Video Codec Support on Linux

The video codec support on Linux for the free version is very limited, unlike other platforms. You will get frustrated that the videos from your phone and camera only have audio after import.

Currently the two codecs that are known to work for me are DNxHD and Prores which can be converted using `ffmpeg`. The size for prores is much smaller then DNxHD, and 50% of the size of XAVC S 10bit at quality scale of 9.

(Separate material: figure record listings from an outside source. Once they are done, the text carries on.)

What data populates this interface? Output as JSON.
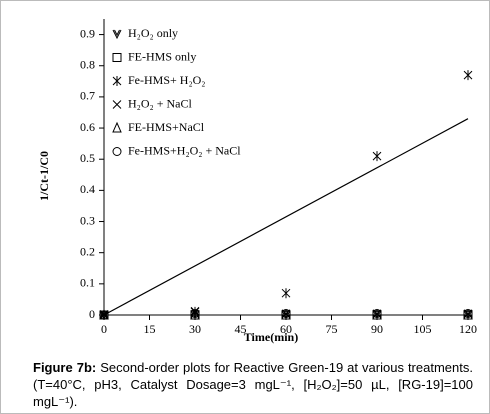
{
  "chart_data": {
    "type": "scatter",
    "x_label": "Time(min)",
    "y_label": "1/Ct-1/C0",
    "x": [
      0,
      30,
      60,
      90,
      120
    ],
    "series": [
      {
        "name": "H₂O₂ only",
        "marker": "check",
        "color": "#000000",
        "values": [
          0,
          0.003,
          0.002,
          0.003,
          0.003
        ]
      },
      {
        "name": "FE-HMS only",
        "marker": "square",
        "color": "#000000",
        "values": [
          0,
          0,
          0,
          0,
          0
        ]
      },
      {
        "name": "Fe-HMS+ H₂O₂",
        "marker": "asterisk",
        "color": "#000000",
        "values": [
          0,
          0.01,
          0.07,
          0.51,
          0.77
        ]
      },
      {
        "name": "H₂O₂ + NaCl",
        "marker": "cross",
        "color": "#000000",
        "values": [
          0.002,
          0.012,
          0.004,
          0.004,
          0.004
        ]
      },
      {
        "name": "FE-HMS+NaCl",
        "marker": "triangle",
        "color": "#000000",
        "values": [
          0,
          0,
          0,
          0,
          0
        ]
      },
      {
        "name": "Fe-HMS+H₂O₂ + NaCl",
        "marker": "circle",
        "color": "#000000",
        "values": [
          0,
          0.005,
          0.005,
          0.005,
          0.005
        ]
      }
    ],
    "trendline": {
      "x": [
        0,
        120
      ],
      "values": [
        0,
        0.63
      ],
      "color": "#000000"
    },
    "xlim": [
      0,
      120
    ],
    "xticks": [
      0,
      15,
      30,
      45,
      60,
      75,
      90,
      105,
      120
    ],
    "ylim": [
      0,
      0.95
    ],
    "yticks": [
      0,
      0.1,
      0.2,
      0.3,
      0.4,
      0.5,
      0.6,
      0.7,
      0.8,
      0.9
    ]
  },
  "caption": {
    "label": "Figure 7b:",
    "text": "Second-order plots for Reactive Green-19 at various treatments. (T=40°C, pH3, Catalyst Dosage=3 mgL⁻¹, [H₂O₂]=50 µL, [RG-19]=100 mgL⁻¹)."
  }
}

ffmpeg -i input.mp4 -c:v prores_ks -profile:v 3 -qscale:v 9 -acodec pcm_s16le output.mov

Prores conversion I got from another Davinci on Linux guide (flolu)

For convenience you can also do bulk conversion on command line with GNU Parallels eg. in the directory of your video files.

ls *.mp4 | 
parallel ffmpeg -i {} -c:v prores_ks -profile:v 3 -qscale:v 9 -acodec pcm_s16le {.}.mov


ffmpeg inputfile.avi -c:v dnxhd -vf "scale=1920:1080,format=yuv422p10" -b:v 175M -c:a pcm_s16le output.mov

First Tutorials

You should now able to launch DaVinci Resolve and started with the excellent training materials from BlackMagic


As before, you'll need to convert the provided files first, before it can be imported on DaVinci Resolve Linux.

Hopefully this helps, and that this guide will be reduced and not even required in the near future.